Just 11 months into office, Prime Minister Shinzo Abe has visited all 10 members of the Association of Southeast Asian Nations as Japan seeks to further cement its strategic ties with the region at a time when relations with China remain sour.
But some Japanese pundits are skeptical as to whether Japan’s policy of engaging with as many members of ASEAN as possible will bear fruit.
Wrapping up a trip to Cambodia and Laos on Sunday, Abe exuded optimism at a press conference in Vientiane, where he stated that his face-to-face talks with all 10 ASEAN leaders since he took office last December have strengthened mutual trust and given them room to discuss various issues.
“ASEAN is an important partner (of Japan) in ensuring freedom and security (of navigation) in Asian seas,” Abe said at the press conference.
Calling Southeast Asia a hub for future economic growth, a senior Foreign Ministry official said Abe’s visits to ASEAN countries have been “necessary and vital from the viewpoint of attaching strong importance to Asia and neighboring countries.”
“The prime minister’s trips hold symbolic meaning and also show the commitment level of the Japanese leadership in terms of engaging with ASEAN,” said Narushige Michishita, associate professor of the National Graduate Institute for Policy Studies.
Japan enjoys close economic ties with ASEAN nations, offering official development assistance, either monetary or technical, to boost their infrastructure.
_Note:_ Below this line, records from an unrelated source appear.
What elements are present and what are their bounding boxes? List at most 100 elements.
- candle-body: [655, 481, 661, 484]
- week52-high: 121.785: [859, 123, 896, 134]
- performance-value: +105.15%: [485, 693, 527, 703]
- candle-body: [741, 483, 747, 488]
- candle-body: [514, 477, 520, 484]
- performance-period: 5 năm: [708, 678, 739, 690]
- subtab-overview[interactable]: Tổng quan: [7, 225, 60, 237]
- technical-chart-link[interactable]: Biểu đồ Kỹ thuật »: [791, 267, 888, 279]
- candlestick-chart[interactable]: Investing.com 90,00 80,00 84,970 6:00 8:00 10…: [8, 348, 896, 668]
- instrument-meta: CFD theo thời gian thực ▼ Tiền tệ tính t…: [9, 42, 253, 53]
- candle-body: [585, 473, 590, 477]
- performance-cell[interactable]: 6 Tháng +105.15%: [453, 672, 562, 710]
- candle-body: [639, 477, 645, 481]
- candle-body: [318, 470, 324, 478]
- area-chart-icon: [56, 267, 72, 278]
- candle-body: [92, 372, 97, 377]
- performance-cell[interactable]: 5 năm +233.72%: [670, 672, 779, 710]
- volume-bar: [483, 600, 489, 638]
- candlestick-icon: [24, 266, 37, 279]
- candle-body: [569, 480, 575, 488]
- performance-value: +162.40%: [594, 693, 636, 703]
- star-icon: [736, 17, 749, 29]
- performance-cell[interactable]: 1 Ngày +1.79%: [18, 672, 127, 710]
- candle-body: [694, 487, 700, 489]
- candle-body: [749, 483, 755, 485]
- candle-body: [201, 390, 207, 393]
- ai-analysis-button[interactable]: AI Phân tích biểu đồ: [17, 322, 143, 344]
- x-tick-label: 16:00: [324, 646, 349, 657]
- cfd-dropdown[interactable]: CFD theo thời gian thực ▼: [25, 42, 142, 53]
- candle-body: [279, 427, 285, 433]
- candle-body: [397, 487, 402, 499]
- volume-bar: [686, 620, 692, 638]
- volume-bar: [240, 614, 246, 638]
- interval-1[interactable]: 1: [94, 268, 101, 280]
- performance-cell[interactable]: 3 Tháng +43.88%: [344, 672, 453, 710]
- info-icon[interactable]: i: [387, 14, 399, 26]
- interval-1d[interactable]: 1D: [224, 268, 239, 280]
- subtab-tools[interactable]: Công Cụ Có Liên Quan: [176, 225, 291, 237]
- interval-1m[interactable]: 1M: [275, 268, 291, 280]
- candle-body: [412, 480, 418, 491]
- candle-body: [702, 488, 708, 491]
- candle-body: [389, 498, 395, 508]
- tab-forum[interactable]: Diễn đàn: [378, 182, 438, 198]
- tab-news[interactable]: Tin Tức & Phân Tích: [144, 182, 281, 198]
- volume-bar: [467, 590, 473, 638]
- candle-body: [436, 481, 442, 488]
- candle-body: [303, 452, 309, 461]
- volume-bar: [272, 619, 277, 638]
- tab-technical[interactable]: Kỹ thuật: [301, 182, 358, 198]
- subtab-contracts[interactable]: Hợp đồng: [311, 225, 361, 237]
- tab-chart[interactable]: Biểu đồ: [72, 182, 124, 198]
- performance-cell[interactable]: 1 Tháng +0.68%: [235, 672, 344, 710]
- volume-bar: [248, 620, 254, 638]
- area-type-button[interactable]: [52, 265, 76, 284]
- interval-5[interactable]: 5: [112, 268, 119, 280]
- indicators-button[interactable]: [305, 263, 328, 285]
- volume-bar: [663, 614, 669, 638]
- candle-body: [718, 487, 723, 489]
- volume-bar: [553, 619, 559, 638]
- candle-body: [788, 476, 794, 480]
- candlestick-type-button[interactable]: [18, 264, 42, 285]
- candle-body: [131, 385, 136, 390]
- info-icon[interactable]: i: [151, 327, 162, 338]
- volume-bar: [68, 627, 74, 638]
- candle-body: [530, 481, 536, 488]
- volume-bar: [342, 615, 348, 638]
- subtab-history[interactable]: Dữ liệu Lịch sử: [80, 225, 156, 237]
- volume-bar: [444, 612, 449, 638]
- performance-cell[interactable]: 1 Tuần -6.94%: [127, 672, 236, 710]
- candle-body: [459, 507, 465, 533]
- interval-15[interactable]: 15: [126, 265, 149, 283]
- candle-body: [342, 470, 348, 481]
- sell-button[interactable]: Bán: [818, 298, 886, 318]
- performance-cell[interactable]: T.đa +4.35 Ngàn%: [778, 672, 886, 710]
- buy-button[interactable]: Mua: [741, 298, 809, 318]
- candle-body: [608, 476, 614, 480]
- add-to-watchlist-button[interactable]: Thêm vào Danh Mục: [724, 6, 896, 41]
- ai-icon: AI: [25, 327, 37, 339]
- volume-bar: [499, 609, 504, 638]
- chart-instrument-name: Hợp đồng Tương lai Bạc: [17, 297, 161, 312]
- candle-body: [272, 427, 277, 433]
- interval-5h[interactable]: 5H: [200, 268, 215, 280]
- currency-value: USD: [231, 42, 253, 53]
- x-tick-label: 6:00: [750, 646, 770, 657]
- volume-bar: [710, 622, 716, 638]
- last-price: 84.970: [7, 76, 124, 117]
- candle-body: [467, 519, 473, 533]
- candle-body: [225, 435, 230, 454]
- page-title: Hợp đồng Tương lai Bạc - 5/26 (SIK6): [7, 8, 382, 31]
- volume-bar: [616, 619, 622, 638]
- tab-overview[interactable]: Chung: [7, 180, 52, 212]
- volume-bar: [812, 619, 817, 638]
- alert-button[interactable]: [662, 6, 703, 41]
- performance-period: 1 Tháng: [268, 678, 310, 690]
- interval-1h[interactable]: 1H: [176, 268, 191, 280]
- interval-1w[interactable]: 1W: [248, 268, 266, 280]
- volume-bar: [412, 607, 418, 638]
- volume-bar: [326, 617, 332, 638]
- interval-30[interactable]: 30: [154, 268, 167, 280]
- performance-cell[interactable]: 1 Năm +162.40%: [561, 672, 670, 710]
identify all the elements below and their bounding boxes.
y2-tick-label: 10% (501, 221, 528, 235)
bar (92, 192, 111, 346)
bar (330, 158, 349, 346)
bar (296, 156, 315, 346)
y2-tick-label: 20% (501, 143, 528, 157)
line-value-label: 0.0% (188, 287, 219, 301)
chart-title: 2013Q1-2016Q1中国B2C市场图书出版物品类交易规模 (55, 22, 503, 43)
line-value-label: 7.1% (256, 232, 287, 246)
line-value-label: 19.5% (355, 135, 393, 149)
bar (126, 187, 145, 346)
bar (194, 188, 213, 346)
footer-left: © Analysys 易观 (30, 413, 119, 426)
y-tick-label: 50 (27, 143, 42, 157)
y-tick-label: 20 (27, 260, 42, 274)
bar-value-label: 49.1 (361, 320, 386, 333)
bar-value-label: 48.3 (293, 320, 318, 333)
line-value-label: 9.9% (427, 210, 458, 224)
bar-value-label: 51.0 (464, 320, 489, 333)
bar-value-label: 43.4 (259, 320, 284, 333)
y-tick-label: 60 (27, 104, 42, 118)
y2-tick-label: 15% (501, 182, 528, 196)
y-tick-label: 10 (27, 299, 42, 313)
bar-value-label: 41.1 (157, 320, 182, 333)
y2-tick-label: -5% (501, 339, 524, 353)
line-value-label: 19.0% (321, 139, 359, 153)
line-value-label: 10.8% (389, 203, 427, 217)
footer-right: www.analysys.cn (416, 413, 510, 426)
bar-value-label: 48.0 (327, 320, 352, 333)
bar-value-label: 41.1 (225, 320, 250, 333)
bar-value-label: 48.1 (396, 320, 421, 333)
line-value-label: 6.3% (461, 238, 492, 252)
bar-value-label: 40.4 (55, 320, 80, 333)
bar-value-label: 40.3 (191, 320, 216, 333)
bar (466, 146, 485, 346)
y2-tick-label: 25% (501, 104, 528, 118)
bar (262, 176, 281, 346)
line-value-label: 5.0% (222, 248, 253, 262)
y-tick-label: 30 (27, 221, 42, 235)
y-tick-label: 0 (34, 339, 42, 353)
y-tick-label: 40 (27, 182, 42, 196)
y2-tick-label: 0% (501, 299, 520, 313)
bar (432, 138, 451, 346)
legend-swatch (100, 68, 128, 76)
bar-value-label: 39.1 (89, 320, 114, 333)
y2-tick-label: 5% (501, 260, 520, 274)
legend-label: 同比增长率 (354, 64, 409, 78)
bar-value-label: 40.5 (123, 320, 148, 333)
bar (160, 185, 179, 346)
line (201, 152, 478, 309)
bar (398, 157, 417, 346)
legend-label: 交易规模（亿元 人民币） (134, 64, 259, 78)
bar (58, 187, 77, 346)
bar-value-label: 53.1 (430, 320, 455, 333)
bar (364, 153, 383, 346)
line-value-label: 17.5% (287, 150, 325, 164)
Southeast Asia is also seen as a potential market for Japan’s infrastructure exports.
But China is not to be outdone in economic ties with ASEAN. A case in point is Cambodia, where China’s accumulated investment from 1994 to 2011 accounted for about 35 percent of foreign investment, compared with 0.7 percent for Japan.
Among ASEAN nations, Cambodia and Laos are considered particularly “close to China,” according to a Japan-ASEAN source, giving extra meaning to Abe’s two trips in November to these two “pro-China” countries.
Against this backdrop, it was unexpected for Cambodian Prime Minister Hun Sen in preliminary negotiations to agree to a Japanese proposal to issue a joint statement about cooperating on maritime security, with China in mind, according to a diplomatic source.
“It is a surprise (for Cambodia) to make this much of a concession,” a high-ranking Foreign Ministry official said.
Still, China casts a shadow over Japan’s relations with Southeast Asian nations, with experts saying ASEAN nations are wary of becoming too cozy with Japan at the risk of irking China, a rising economic and military power.
“One can see how Japan’s Southeast Asian diplomacy is influenced by Japan’s China strategy,” said Sophia University political science professor Koichi Nakano.
In his talks with ASEAN leaders, Abe has often made an implicit reference to China’s growing assertiveness at sea by referring to the importance of ensuring freedom and security of navigation and abiding by international law.
Japan and China remain at odds over the sovereignty of the Japanese-controlled Senkaku Islands, which China claims and calls Diaoyu, in the East China Sea. Tensions worsened after Japan effectively nationalized the uninhabited islets in September 2012. Since then, Chinese vessels have intruded in Japanese territorial waters near the Senkakus.
Beijing also has overlapping territorial rows in the South China Sea with Vietnam, the Philippines and other nations with which Japan has been strengthening maritime cooperation. Tokyo will provide 10 coast guard patrol ships to Manila to help counter China.
Also, much to the dismay of Beijing, Abe has made use of his ASEAN trips as avenues to explain his nation’s security policy of promoting what he calls “proactive pacifism” to contribute to global peace and stability.
“Our path as a pacifist nation remains unchanged,” he said, apparently to allay concerns that may have arisen as his government pushes to exercise Japan’s right to collective self-defense, which is banned under the current interpretation of the Constitution.
Chief Cabinet Secretary Yoshihide Suga said at a recent press conference in Tokyo that Japan’s push for this right is gaining the consent and support of ASEAN countries and other members of the global community.
With Abe completing his visits to all ASEAN countries just weeks ahead of the Dec. 13-15 special Japan-ASEAN summit in Tokyo marking the 40th anniversary of their diplomatic ties, Japan is keen to make a mark on this occasion.
“I would like to map out a new vision” for Japan-ASEAN, Abe said.
But how far Japan can take its diplomacy with ASEAN to higher ground remains uncertain as it faces a number of other tasks — finding a breakthrough to resume summits with China, mending ties with South Korea and ironing out certain political issues with the United States, Japan’s key ally.
Sophia University’s Nakano said that Tokyo’s urgent need is to fix its ties with China and South Korea, another East Asian neighbor with which it has a territorial row, and also with the United States.